GO Classes DA 2025 | Weekly Quiz 6 | Change of Basis & Linear Transformation | Question: 4

Question

Let $\mathcal{B}=\left\{\mathbf{b}_{1}, \mathbf{b}_{2}, \mathbf{b}_{3}\right\}$ and $\mathcal{C}=\left\{\mathbf{c}_{1}, \mathbf{c}_{2}, \mathbf{c}_{3}\right\}$ be two bases of $\mathbb{R}^{3}$, and suppose that
$$
\mathbf{c}_{1}=\mathbf{b}_{1}-\mathbf{b}_{3}, \quad \mathbf{c}_{2}=3 \mathbf{b}_{1}-\mathbf{b}_{2}+\mathbf{b}_{3}, \quad \mathbf{c}_{3}=\mathbf{b}_{1}+2 \mathbf{b}_{2}+\mathbf{b}_{3} .
$$
Consider the vector $\mathbf{x}=2 \mathbf{c}_{1}+\mathbf{c}_{2}-3 \mathbf{c}_{3}$. Find $[\mathbf{x}]_{\mathcal{B}}$, that is, the components of $\mathbf{x}$ in the basis $\mathcal{B}$.

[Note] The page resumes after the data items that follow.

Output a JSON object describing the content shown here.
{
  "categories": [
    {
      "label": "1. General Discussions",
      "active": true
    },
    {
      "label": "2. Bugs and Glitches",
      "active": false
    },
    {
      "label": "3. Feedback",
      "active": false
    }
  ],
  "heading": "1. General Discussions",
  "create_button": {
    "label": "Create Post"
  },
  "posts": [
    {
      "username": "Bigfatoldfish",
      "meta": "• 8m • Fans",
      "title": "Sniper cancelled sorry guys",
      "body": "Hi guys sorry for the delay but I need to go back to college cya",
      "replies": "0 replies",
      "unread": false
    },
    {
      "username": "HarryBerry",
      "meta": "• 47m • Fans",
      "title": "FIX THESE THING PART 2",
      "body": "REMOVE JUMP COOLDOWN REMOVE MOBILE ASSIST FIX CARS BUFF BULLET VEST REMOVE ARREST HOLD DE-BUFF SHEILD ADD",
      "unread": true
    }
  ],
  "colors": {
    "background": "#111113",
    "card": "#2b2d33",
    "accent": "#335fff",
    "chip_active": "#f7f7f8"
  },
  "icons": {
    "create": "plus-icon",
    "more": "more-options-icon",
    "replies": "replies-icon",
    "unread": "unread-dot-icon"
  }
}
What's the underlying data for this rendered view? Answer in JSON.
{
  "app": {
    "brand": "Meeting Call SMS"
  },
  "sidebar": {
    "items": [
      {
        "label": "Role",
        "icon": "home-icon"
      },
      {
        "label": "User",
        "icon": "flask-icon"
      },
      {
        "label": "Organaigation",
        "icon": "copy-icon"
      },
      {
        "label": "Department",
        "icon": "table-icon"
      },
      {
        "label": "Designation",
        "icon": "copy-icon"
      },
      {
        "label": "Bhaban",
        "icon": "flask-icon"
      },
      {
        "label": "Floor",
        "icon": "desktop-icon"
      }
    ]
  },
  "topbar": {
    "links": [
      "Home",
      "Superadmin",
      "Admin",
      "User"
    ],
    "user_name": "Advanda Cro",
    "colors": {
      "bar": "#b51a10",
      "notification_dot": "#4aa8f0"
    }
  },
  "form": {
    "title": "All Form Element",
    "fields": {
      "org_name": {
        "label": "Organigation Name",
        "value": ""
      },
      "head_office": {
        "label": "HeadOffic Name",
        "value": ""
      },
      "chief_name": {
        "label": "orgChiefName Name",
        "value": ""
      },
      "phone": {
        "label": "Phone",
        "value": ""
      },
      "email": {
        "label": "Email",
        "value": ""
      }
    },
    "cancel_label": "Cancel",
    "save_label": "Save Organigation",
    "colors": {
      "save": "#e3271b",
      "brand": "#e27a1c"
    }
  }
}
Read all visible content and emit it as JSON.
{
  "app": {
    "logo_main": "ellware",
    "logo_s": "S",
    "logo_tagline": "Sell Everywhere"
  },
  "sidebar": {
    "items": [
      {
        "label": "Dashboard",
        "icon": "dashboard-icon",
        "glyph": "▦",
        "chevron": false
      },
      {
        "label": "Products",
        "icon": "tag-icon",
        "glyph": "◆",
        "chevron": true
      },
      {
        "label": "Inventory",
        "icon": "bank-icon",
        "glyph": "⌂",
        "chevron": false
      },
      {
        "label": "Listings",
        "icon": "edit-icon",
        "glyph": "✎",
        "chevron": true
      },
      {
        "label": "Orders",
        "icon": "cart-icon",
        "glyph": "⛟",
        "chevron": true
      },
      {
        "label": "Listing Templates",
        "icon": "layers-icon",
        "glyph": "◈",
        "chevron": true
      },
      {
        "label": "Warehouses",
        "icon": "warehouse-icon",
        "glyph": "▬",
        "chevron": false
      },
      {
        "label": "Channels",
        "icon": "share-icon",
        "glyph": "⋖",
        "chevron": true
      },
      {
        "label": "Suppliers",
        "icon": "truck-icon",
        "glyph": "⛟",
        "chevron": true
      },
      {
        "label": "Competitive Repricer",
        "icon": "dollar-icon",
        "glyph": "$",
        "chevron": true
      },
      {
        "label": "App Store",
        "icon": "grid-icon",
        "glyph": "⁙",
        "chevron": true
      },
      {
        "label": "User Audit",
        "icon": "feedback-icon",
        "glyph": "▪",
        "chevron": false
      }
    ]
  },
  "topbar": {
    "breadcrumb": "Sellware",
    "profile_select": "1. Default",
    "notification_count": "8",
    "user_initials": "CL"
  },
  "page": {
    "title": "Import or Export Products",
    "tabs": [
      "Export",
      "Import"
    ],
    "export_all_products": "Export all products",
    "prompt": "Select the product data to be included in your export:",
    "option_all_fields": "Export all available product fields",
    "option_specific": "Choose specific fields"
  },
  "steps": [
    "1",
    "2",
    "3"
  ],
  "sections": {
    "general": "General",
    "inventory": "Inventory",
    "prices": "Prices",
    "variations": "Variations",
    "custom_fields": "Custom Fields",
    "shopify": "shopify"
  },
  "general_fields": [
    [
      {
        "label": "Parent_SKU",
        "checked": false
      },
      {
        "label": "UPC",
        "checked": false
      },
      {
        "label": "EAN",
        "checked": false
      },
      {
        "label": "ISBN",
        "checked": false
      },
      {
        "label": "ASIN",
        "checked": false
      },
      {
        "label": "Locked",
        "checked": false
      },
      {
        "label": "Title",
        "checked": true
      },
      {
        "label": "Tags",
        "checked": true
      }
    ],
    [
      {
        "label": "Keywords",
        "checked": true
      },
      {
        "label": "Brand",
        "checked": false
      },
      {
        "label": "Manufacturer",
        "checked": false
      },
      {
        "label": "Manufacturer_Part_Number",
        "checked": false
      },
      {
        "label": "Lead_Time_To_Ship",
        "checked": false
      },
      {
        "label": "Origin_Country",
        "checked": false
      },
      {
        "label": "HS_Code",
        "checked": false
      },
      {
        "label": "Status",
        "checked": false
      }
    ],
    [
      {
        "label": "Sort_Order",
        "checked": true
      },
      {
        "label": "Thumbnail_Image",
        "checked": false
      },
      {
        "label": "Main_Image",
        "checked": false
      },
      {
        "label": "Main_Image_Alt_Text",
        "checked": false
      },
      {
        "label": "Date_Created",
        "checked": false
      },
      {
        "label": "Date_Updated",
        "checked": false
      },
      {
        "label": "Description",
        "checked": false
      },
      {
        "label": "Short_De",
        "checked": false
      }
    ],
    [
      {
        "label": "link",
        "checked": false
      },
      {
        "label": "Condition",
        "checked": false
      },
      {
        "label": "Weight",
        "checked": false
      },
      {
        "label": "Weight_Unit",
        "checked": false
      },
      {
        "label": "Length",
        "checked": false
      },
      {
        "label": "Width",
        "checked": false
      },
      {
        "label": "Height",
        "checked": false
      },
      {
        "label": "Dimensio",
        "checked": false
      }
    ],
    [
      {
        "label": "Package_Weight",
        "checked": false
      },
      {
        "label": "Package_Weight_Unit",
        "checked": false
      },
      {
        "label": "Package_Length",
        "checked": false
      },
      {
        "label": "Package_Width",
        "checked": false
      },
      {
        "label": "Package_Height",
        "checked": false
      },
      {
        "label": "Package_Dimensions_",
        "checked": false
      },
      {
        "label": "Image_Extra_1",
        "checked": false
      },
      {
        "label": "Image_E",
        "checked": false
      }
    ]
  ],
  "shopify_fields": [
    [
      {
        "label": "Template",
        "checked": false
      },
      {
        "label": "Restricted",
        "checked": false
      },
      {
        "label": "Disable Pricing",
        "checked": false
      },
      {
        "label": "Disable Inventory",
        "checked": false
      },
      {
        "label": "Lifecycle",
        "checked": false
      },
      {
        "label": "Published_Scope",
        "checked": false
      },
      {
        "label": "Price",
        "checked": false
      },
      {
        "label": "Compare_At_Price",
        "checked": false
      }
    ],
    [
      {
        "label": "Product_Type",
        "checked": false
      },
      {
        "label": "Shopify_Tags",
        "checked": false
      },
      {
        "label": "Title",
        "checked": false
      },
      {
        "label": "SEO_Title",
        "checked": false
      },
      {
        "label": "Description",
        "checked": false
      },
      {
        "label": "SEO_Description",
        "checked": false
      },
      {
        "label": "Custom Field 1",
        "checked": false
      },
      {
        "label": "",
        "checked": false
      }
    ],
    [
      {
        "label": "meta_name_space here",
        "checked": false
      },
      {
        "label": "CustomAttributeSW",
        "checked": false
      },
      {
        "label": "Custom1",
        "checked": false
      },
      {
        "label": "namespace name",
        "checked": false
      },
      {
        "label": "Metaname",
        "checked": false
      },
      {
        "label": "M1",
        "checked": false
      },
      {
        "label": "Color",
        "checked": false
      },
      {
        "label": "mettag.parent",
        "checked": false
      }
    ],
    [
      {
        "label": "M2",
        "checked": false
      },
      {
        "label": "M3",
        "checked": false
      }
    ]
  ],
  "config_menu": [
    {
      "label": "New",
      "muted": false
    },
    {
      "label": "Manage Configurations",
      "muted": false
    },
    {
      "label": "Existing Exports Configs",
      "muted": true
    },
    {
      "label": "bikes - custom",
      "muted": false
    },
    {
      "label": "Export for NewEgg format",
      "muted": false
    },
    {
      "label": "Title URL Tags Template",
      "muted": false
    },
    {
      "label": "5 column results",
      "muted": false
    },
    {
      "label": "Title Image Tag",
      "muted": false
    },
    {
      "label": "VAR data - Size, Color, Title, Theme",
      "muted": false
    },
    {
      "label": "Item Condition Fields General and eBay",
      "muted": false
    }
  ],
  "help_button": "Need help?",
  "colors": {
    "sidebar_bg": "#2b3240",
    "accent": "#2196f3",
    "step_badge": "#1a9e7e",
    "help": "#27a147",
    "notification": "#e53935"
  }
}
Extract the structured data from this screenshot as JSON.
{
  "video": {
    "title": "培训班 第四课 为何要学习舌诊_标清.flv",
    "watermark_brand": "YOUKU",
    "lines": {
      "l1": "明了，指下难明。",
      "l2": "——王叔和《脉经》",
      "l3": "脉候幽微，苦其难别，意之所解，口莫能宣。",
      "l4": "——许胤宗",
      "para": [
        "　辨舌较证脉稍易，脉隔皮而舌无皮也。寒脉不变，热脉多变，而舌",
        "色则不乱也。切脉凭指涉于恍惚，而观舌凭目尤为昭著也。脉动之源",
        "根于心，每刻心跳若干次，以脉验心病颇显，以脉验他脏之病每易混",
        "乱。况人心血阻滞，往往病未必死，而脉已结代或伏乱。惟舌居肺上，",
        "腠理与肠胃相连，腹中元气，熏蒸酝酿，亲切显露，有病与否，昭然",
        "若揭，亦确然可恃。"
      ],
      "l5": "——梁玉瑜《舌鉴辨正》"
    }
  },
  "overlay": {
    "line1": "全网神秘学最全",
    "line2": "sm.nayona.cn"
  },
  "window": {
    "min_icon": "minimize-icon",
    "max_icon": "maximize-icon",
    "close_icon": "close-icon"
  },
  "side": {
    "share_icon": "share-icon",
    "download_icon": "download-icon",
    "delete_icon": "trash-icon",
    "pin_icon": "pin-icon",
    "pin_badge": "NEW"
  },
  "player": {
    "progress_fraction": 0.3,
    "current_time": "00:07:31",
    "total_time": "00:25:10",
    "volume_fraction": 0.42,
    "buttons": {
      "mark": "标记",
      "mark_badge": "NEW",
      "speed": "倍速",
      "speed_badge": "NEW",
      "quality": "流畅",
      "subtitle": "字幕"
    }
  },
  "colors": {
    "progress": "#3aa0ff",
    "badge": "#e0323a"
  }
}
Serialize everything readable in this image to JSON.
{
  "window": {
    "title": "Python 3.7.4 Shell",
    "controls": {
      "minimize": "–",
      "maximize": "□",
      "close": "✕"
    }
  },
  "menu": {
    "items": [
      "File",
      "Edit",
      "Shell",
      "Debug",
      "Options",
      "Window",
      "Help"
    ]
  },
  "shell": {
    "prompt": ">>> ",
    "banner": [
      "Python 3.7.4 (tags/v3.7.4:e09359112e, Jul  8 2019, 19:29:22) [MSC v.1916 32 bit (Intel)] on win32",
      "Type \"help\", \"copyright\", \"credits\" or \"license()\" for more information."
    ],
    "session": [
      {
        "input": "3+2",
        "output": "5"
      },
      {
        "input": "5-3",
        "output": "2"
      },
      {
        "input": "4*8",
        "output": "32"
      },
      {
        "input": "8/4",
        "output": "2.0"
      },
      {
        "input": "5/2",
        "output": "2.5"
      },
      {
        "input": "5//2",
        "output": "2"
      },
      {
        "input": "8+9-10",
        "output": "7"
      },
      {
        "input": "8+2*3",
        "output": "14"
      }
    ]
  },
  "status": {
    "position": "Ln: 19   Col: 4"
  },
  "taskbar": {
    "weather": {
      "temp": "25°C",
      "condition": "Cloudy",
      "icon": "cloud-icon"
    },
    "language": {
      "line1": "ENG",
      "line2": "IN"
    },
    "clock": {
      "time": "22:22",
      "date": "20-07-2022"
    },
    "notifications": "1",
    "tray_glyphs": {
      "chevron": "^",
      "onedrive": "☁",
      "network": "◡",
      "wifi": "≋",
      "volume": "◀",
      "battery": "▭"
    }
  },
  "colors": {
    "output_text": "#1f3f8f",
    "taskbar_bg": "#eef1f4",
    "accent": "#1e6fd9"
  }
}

• A. $\left[\begin{array}{r}2 \\ 1 \\ -3\end{array}\right]$
• B. $\left[\begin{array}{r}2 \\ -7 \\ -4\end{array}\right]$
• C. $\left[\begin{array}{l}1 \\ 2 \\ 1\end{array}\right]$
• D. $\left[\begin{array}{r}3 \\ -1 \\ 1\end{array}\right]$

Answer 1

(a) Find the change of basis matrix $P_{\mathcal{B} \leftarrow \mathcal{C}}$.

$$
\begin{gathered}
{\left[\mathbf{c}_{1}\right]_{\mathcal{B}}=\left[\begin{array}{r}
1 \\
0 \\
-1
\end{array}\right], \quad\left[\mathbf{c}_{2}\right]_{\mathcal{B}}=\left[\begin{array}{r}
3 \\
-1 \\
1
\end{array}\right], \quad\left[\mathbf{c}_{3}\right]_{\mathcal{B}}=\left[\begin{array}{l}
1 \\
2 \\
1
\end{array}\right],} \\
P_{\mathcal{B} \leftarrow \mathcal{C}}=\left[\left[\mathbf{c}_{1}\right]_{\mathcal{B}},\left[\mathbf{c}_{2}\right]_{\mathcal{B}},\left[\mathbf{c}_{3}\right]_{\mathcal{B}}\right]=\left[\begin{array}{rrr}
1 & 3 & 1 \\
0 & -1 & 2 \\
-1 & 1 & 1
\end{array}\right] .
\end{gathered}
$$

(b) Consider the vector $\mathbf{x}=2 \mathbf{c}_{1}+\mathbf{c}_{2}-3 \mathbf{c}_{3}$. Find $[\mathbf{x}]_{\mathcal{B}}$, that is, the components of $\mathbf{x}$ in the basis $\mathcal{B}$.

$$
\begin{gathered}
{[\mathbf{x}]_{\mathcal{C}}=\left[\begin{array}{r}
2 \\
1 \\
-3
\end{array}\right], \quad[\mathbf{x}]_{\mathcal{B}}=P_{B \leftarrow \mathcal{C}}[\mathbf{x}]_{\mathcal{C}}} \\
{[\mathbf{x}]_{\mathcal{B}}=\left[\begin{array}{rrr}
1 & 3 & 1 \\
0 & -1 & 2 \\
-1 & 1 & 1
\end{array}\right]\left[\begin{array}{r}
2 \\
1 \\
-3
\end{array}\right]=\left[\begin{array}{r}
2 \\
-7 \\
-4
\end{array}\right]}
\end{gathered}
$$